API Calling and Performance Reproduction
The project provides scripts to test OpenAI's models on ML-Bench tasks. This involves setting various parameters such as model type, input file paths, and choosing execution settings. Users must provide their OpenAI API key to enable these functionalities.
Fine-tuning Open Source Models
ML-Bench supports fine-tuning for open-source models through specific pipelines. It provides scripts to reproduce the performance of models like CodeLlama on given tasks. Fine-tuning involves adjusting models based on task descriptions to generate code snippets effectively.
Inference Process
Inference performance for models can be reproduced using a straightforward script that specifies model names, task details, and input prompt files.

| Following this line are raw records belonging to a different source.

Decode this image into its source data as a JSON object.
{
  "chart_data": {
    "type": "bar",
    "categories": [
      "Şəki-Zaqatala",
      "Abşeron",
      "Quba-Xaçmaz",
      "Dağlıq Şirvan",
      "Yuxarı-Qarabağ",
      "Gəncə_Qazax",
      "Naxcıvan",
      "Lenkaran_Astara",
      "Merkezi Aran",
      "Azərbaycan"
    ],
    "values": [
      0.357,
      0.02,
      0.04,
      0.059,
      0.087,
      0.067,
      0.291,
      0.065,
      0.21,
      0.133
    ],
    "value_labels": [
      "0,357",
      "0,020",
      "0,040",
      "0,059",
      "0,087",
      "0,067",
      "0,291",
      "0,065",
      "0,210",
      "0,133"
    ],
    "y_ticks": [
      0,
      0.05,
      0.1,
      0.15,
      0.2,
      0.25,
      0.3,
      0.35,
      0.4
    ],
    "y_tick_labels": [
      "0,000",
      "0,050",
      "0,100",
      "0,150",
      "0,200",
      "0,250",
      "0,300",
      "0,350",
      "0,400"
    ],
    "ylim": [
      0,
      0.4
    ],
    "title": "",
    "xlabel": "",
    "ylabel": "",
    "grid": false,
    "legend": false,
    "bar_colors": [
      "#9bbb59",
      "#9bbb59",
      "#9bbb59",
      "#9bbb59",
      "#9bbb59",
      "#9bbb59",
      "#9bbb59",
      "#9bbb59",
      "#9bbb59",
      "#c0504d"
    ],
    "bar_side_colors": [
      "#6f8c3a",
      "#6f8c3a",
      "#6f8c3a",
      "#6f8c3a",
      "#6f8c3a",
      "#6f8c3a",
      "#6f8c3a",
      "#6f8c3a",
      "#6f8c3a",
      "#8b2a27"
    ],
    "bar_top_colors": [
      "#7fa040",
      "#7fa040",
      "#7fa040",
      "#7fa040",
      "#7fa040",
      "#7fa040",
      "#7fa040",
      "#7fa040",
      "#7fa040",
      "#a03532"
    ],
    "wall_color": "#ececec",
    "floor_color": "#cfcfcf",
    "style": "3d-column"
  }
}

ML-Agent-Bench: Agent Evaluation
For evaluating agent-based systems, ML-Agent-Bench offers a similar Docker-based setup. This ensures consistent evaluation environments and requires pulling and running pre-configured Docker images. Additional setup guidance is available for those using the OpenDevin system.
Licensing
ML-Bench is shared under the MIT License, providing freedom to use, modify, and distribute the software within certain terms. Users should refer to the LICENSE
document for full details.
ML-Bench provides a structured, methodical approach for evaluating and enhancing large language models and agents across real-world machine learning tasks by leveraging organized data, Dockerized environments, and comprehensive scripting supports, making it a valuable tool for developers and researchers alike.